Timmy Brister did the best job by far of covering the Resolution on Integrity In Church Membership. His typing skills are AMAZING and he got the whole thing. His pastor, Tom Ascol, was the author of this resolution for the past 3 years. Start reading the coverage of the resolution HERE. He gives the full text of the resolutions and also of the amendments. He also gives information on the other resolutions that passed. Here are a few thoughts from that comment stream that stood out strongly and are important for us all to consider:
Timmy Brister: (Before the resolution passed) UNBELIEVABLE. The Resolutions Committee stripped out over half of the resolution from either Tom or Yarnell/Barber. Any kind of amendments will require the insertion of numerous paragraphs–paragraphs with the resolutions committed seem none to resolved about. What this resolution by the committee represents is a proverbial hat tip to the debate and as it stands contributes nothing to the cause of integrity in church membership or the call to repentance or the need for recovering our Baptist distinctives–all of which baptist historians and theologians stand in agreement.
Marty Duren: Timmy-I have to gently disagree. It is completely and thoroughly BELIEVABLE.
Your thoughts about pre-Greensboro and pre-Indy relating to the influence of blogs was interesting. A not insignificant insight is that all the blogging that took place pre-Greensboro had to do with SBC reform. Frank Page’s election (benefiting from whatever blog weight one chooses to assign) was seen as an outgrowth of a growing discontent with the “anointed annual candidate” and the “CP resurrection” being driven by the State execs and the Executive Committee.

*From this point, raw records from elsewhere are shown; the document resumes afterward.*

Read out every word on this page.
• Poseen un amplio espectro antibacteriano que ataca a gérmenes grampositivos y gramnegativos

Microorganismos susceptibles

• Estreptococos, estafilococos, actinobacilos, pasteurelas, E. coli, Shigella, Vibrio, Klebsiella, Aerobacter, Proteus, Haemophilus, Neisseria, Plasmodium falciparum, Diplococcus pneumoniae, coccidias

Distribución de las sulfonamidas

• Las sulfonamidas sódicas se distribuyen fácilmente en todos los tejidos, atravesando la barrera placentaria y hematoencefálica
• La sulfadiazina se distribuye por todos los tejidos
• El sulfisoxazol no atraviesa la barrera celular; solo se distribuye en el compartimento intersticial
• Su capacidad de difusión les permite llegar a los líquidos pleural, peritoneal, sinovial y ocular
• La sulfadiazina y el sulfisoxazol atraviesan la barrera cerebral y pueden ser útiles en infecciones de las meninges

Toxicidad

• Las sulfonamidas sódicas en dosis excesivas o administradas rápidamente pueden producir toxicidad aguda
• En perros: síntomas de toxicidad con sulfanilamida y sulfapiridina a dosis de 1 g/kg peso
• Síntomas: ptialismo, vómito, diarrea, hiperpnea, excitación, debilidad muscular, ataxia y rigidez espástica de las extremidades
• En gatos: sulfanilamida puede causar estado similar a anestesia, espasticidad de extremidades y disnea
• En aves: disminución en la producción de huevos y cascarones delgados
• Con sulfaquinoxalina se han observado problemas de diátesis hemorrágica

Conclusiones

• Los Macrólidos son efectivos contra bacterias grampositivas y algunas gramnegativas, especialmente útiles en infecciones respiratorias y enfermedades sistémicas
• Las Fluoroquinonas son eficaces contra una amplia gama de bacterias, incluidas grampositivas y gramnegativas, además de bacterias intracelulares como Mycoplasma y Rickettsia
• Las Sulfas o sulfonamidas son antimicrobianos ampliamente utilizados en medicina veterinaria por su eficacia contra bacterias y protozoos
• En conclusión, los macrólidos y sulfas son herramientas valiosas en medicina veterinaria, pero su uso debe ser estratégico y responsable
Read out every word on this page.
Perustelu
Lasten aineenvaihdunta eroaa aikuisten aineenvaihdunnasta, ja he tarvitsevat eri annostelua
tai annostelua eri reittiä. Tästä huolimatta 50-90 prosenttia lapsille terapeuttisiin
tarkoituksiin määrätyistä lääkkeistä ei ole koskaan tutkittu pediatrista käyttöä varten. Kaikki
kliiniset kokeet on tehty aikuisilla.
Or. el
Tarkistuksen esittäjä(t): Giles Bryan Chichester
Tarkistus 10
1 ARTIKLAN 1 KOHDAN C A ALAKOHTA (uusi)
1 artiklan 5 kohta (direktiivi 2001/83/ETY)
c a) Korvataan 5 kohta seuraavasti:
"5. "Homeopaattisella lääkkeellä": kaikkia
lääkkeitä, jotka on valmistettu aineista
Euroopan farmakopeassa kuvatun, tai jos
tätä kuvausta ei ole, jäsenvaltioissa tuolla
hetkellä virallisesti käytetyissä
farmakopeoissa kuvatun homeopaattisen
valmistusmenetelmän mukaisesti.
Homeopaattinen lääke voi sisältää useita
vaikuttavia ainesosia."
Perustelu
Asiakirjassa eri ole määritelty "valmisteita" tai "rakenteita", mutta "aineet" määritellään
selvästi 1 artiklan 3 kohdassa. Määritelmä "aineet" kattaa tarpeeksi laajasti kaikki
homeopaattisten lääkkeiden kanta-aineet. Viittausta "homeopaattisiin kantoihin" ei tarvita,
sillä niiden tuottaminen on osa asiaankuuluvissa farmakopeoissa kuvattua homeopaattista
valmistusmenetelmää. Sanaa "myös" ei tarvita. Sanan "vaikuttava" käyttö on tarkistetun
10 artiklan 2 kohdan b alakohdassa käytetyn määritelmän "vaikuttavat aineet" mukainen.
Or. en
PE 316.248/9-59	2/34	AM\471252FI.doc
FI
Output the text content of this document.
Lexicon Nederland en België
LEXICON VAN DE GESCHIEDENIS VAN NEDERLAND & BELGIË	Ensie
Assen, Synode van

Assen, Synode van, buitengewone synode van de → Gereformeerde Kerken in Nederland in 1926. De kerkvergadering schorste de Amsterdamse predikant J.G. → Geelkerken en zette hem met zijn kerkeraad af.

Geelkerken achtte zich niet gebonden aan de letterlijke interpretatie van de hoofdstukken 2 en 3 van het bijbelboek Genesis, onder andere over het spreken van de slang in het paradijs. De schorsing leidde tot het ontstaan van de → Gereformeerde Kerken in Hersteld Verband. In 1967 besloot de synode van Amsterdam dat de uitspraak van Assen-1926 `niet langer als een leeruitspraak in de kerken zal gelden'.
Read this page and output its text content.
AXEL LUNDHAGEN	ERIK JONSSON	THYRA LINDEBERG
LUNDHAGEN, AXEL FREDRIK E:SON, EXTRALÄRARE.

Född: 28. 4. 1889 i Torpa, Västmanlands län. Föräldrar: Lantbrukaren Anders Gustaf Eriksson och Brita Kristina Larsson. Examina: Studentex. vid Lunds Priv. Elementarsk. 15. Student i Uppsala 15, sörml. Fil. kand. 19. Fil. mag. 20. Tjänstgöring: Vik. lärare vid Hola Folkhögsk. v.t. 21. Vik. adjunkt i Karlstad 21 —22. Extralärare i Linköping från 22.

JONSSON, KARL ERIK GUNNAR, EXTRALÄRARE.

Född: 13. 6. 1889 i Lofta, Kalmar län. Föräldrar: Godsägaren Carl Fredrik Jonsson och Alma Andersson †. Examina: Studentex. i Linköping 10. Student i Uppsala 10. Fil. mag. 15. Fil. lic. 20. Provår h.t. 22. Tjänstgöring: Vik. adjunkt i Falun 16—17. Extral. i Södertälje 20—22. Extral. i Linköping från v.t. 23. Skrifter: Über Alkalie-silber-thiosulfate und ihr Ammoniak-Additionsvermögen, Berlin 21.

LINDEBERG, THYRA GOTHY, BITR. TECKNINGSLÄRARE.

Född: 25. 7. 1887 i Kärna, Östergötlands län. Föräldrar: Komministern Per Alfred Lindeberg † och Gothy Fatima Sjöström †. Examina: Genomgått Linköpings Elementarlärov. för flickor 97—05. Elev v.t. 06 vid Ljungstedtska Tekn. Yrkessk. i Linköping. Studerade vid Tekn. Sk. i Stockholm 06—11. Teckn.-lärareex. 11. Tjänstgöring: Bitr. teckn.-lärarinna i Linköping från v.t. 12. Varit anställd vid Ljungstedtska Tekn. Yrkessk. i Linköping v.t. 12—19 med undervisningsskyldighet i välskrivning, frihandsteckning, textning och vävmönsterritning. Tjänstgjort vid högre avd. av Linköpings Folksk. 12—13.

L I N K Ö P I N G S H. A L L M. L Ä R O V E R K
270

This year, there is no reform movement to speak of. The vast majority of the vocal ones have long since given up trying to reform the SBC. The singular place where I disagree with Steve McCoy is that the SBC won’t be changed as our churches change–it will be abandoned. (Well, it will not be changed for the better.) The reason blogs like SBC Today, Peter Lumpkins, et al, do not have the weight needed for change is because they are not offering any. Nobody is motivated by passion to keep the status quo.
Even the Church Membership resolution (and I would have voted for Tom’s each year including this one) speaks much more to how near we are to the end of denominational existence than a hope for renewal. Who could have imagined a baptist denom having to go on record as to what it means to be a church member? And this after 25 years of resurging? It tells a tale that we have to continually define and redefine who we are to smaller and smaller gatherings each year, while not a single resolution thus far (that I’ve read) has anything to do with positively impacting culture, building bridges to those in need of Christ or, of course, repentance.
Timmy Brister: (After the resolution passed) Having now a Convention consensus on the matter, may we all pray for churches and pastors to implement the hard work of practicing regenerate church membership. Remember that no resolution is binding on the churches, but it can be binding on our hearts. May the conversation not end, but begin to translate into action, so that, five years from now, we will not look back and see that it was just a resolution–nothing more, nothing less.
Ben Wright gives these observations about the Pastor's Conference:
Let me close with a few observations, some of which I’ll articulate in words borrowed from the friends with me. First, in the SBC God is a means to an end. We need to seek his presence because he is the source of revival, which is a way for us to get our numbers up. Second, last year Executive Committee President Morris Chapman berated Calvinists. This year he went after sex offenders. Hmmm . . . Third, SBC preaching is pervasively typological. Every character in the Bible is a type . . . of us.
Finally, the public face of the SBC is functionally atheological. The good news is that I was able to observe some very clarifying evidence that theology does matter in the convention. In particular, the issue of women in pastoral ministry has popped up in a couple of different contexts, and when the chips are down people are making decisions to guard the SBC’s cooperative statement of faith, the Baptist Faith and Message. Surely there is backbone encased by all the flab, but I wonder how long it can survive under such unhealthy conditions.
So the SBC is in a precarious position. The preaching put on display is counter-productive to the principles of the Resurgence. It’s not that anyone denies the authority, inerrancy, or sufficiency of Scripture. It’s not that anyone would explicitly reject expository preaching. The problem is that the prevailing majority of the preaching that’s on display reduces biblical authority to (at best) a trite series of mottos and (at worst) a jumping-off point for man-centered theology or a comedy routine.
Just as I’ve argued that fundamentalists who profess allegiance to Scripture are hypocrites when they tolerate (and even elevate) preaching that undermines it, so is a fundamentalistic SBC Conservative Resurgence that tolerates what we’ve seen and heard this week.
There aren’t many young people here. There will be fewer the longer the status quo continues. But some with the will and capacity to change that status quo are energized to do so. Keep your ears peeled for an alternative pastors’ conference in 2009 that features preaching that focuses on the good news about Jesus Christ from the pages of Scripture to the glory of God. To the glory of God ALONE.